Voxel-wise metrics assess the ability of a segmentation model by considering each voxel independently. The following metrics were computed between the ground truth volume and the binary model prediction: Dice score, recall, precision, and 95th percentile Hausdorff distance (noted HD95).

4.1.3 Object-wise

Object-wise metrics assess the ability of a segmentation model to detect all components of the structure to segment (i.e., multiple tumor components). The trained models not being instance segmentation models, a connected components approach coupled to a pairing strategy was employed to associate ground truth and model predictions' components. A strict assignment was performed using the Hungarian algorithm. A minimum component size of 75 voxels (down to 50 voxels for the NETC structure) was enforced and objects below the threshold were discarded. Dice score, recall, precision, and 95th percentile Hausdorff distance were computed.

4.2 Experiments

First, (i) classification performance analyses for MR sequence and tumor type identification were executed. Next, (ii) a performance analysis of the contrast-enhancing tumor core segmentation model and NETC segmentation model was performed. Then, (iii) a postoperative segmentation performance experiment was conducted to identify the impact of using a varying number of MR sequences as input and present the best performing models for the enhancing tissue and resection cavity categories. Ensuing, (iv) a detailed analysis was carried out to highlight performance differences across the different cohorts in our dataset, as well as in comparison with the BraTS challenge for external benchmarking. Finally, (v) a comprehensive investigation of generalizability will be performed with identification of hard cases and annotation inconsistencies.
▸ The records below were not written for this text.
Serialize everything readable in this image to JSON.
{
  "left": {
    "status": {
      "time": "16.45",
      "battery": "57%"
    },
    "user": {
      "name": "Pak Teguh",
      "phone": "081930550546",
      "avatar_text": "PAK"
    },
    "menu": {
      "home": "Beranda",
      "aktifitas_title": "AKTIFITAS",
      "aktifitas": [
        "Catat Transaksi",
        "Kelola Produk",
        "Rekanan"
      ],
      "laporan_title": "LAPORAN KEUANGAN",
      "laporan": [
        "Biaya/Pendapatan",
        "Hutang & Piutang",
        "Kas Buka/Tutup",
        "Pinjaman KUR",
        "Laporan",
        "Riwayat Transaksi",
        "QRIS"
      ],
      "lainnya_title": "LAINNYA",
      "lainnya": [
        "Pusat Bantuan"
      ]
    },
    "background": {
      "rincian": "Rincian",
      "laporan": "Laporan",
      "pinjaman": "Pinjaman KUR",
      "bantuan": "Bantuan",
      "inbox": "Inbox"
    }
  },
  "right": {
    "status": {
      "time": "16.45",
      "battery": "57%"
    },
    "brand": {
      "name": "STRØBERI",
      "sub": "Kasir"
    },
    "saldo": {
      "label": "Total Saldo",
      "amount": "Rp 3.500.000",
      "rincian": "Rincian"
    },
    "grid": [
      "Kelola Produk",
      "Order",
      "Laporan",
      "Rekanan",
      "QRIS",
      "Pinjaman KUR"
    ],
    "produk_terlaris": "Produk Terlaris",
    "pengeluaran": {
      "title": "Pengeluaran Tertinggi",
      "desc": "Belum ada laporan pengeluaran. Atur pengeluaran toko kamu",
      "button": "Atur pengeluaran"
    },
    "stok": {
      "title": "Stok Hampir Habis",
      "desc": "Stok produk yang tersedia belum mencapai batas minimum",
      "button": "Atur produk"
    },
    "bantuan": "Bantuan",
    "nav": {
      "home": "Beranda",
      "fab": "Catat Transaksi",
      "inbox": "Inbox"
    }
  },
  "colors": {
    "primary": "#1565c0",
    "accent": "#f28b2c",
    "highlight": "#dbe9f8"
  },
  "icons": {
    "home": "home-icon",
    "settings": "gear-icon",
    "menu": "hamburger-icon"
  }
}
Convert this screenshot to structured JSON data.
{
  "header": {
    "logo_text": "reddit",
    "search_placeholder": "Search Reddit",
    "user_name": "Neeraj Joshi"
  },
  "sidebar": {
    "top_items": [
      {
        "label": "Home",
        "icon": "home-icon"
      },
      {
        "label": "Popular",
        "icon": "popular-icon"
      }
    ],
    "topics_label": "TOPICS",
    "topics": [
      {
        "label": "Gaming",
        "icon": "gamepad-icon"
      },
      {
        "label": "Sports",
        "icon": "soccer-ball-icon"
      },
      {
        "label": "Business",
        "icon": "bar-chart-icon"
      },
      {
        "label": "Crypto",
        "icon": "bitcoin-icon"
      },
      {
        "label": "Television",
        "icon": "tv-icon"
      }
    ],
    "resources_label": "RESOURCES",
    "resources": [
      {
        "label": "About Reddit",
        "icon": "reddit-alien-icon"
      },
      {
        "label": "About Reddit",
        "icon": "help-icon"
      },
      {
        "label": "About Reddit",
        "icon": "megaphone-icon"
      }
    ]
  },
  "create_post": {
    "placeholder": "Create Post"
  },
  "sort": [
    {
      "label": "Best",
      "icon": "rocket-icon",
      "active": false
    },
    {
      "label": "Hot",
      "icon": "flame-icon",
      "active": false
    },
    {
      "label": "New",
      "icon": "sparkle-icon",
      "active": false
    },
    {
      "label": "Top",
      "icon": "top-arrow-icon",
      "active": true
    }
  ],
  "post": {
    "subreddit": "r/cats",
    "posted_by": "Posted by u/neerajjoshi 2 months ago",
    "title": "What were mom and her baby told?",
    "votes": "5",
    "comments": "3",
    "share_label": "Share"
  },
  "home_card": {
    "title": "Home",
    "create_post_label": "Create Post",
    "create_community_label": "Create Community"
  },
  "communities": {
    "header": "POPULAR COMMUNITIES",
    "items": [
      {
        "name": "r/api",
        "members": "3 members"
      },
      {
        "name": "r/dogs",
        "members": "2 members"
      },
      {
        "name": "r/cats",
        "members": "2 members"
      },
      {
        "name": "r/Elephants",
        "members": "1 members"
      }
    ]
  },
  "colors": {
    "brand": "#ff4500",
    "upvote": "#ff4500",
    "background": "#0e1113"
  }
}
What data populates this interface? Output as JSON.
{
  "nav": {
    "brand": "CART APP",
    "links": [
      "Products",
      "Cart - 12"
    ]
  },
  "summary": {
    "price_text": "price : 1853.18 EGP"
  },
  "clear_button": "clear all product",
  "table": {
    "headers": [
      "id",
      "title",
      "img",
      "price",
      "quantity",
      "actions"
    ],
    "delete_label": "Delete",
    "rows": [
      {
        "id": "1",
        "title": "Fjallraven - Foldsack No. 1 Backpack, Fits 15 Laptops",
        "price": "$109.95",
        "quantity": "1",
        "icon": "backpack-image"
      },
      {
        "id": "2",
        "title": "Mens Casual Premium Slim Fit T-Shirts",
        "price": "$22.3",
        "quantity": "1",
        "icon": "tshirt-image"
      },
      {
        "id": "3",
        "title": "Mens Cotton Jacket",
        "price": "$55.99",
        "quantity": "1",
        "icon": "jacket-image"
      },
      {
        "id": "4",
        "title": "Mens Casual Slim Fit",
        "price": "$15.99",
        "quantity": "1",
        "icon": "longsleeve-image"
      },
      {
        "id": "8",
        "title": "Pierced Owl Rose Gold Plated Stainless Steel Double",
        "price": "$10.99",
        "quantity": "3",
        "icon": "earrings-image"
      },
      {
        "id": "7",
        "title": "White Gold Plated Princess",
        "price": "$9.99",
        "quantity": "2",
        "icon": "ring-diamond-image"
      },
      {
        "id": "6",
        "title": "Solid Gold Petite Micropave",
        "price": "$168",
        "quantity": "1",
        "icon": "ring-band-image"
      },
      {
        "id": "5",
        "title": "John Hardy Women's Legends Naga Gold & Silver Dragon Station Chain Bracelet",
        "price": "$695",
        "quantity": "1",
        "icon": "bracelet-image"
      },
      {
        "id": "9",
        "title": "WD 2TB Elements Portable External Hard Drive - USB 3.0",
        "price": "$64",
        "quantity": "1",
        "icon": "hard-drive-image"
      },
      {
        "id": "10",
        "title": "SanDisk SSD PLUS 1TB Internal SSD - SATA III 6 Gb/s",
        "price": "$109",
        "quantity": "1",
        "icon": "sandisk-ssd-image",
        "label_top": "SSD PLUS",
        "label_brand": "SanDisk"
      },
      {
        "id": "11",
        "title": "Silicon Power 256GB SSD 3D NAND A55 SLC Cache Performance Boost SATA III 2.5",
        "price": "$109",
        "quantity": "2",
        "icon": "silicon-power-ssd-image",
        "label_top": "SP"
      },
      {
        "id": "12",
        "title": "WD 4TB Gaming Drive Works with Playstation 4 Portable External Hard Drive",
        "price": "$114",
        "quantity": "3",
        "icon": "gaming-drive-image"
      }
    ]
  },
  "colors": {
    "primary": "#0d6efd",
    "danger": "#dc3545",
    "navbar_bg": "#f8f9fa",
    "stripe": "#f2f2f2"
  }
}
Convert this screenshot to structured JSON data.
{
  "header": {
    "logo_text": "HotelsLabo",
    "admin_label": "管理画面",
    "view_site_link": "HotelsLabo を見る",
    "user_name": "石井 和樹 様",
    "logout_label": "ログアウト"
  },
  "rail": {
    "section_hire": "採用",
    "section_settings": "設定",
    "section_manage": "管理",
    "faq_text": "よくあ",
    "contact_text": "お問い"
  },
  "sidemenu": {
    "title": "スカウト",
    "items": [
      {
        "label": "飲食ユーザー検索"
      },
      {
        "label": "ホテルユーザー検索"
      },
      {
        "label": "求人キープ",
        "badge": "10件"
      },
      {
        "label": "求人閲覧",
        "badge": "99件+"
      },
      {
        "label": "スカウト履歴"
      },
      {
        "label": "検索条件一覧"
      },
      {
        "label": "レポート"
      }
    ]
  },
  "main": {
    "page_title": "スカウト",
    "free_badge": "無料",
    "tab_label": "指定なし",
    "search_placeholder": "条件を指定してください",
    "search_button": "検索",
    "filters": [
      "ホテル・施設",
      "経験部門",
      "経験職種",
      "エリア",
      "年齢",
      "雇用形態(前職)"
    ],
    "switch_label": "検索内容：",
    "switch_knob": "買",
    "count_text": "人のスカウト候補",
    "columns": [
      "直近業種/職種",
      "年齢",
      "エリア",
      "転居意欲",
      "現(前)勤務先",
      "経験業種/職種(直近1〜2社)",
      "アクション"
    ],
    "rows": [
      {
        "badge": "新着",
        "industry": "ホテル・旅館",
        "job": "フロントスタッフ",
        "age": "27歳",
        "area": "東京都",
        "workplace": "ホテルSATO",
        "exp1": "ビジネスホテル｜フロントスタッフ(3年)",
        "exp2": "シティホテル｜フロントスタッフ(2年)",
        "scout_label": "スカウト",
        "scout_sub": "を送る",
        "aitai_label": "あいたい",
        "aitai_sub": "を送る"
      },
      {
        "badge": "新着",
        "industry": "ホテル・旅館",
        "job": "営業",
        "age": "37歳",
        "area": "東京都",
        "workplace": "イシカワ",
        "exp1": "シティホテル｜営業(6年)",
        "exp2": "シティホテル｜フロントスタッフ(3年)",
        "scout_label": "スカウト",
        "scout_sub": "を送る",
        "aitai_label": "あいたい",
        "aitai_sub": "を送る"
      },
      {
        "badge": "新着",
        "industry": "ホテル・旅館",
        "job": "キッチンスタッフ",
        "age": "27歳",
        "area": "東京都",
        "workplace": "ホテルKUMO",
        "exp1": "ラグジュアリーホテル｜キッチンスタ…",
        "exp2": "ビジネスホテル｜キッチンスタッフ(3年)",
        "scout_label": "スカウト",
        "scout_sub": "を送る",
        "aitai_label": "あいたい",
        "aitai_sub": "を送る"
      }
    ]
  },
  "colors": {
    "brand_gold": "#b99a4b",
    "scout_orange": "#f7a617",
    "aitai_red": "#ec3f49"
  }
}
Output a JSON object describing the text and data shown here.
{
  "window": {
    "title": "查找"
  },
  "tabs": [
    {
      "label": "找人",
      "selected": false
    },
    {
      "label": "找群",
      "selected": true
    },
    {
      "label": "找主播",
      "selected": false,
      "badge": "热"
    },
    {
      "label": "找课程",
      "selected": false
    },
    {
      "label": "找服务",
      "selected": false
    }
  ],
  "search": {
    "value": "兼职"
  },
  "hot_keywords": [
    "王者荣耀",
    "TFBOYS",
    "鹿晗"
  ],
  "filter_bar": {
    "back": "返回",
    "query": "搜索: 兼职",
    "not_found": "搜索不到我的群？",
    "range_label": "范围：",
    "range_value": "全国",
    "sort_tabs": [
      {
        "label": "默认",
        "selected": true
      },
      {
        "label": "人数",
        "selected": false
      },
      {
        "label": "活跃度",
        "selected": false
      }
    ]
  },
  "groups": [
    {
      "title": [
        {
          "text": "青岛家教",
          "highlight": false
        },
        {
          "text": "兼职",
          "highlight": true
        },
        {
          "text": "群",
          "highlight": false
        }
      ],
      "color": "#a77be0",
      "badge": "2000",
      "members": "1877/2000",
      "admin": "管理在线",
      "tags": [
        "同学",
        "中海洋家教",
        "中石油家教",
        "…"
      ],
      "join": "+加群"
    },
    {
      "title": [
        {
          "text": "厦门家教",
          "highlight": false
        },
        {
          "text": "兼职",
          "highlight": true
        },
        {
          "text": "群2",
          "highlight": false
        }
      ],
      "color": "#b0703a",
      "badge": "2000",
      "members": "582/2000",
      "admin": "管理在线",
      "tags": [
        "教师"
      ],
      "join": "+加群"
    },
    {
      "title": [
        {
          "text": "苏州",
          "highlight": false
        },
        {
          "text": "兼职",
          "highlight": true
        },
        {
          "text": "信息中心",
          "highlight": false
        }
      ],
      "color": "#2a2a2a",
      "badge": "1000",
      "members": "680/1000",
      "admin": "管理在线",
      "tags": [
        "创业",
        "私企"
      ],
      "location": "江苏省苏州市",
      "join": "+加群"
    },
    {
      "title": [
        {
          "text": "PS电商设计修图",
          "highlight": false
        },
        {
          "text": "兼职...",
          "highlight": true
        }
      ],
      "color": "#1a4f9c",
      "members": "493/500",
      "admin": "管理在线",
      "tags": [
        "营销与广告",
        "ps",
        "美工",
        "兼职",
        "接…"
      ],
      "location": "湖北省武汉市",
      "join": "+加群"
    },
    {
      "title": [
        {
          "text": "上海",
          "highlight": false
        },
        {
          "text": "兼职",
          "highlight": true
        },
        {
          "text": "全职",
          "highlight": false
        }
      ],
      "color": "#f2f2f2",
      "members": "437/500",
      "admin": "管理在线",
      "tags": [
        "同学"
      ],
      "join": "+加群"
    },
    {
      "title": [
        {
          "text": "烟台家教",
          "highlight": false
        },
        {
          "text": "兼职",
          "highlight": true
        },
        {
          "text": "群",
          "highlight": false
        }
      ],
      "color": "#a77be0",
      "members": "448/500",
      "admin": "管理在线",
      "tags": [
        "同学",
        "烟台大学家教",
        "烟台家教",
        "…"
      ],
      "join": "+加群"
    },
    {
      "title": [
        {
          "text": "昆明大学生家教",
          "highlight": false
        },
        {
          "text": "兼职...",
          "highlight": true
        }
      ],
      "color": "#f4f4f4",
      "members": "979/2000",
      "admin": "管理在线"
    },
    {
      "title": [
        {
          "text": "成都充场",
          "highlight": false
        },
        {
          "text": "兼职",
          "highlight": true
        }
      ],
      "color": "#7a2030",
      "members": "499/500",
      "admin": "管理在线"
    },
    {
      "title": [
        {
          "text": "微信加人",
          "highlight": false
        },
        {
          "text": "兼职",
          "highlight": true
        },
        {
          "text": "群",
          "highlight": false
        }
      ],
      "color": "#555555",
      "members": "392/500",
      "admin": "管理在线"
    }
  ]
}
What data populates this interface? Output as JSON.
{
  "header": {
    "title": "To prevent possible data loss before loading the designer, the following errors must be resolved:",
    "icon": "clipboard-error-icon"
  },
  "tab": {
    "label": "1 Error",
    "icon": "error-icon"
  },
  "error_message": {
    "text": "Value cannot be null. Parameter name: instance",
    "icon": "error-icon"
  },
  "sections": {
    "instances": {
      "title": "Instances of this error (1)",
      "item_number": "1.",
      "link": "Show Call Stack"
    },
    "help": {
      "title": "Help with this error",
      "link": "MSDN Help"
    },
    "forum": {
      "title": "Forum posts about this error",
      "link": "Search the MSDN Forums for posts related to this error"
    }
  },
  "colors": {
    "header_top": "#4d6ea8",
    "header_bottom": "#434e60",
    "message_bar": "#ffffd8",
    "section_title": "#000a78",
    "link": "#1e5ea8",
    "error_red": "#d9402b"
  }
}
Sensitivity analysis will also be conducted to evaluate the impact of detection criteria.

5 Results

All experiments were performed using computers with the following specifications: Intel Core Processor (Broadwell, no TSX, IBRS) CPU with 16 cores, 64GB of RAM, Tesla A40 (46 GB), or A100 (80GB) dedicated GPUs, and NVMe hard-drives. Training and inference processes were implemented in Python 3.11 using PyTorch v2.4.1, PyTorch Lightning v2.4.0, and MONAI v1.4.0 (37). The source code used for computing the metrics and performing the validation studies, all trained models, and inference code, are publicly available through our Raidionics platform (25).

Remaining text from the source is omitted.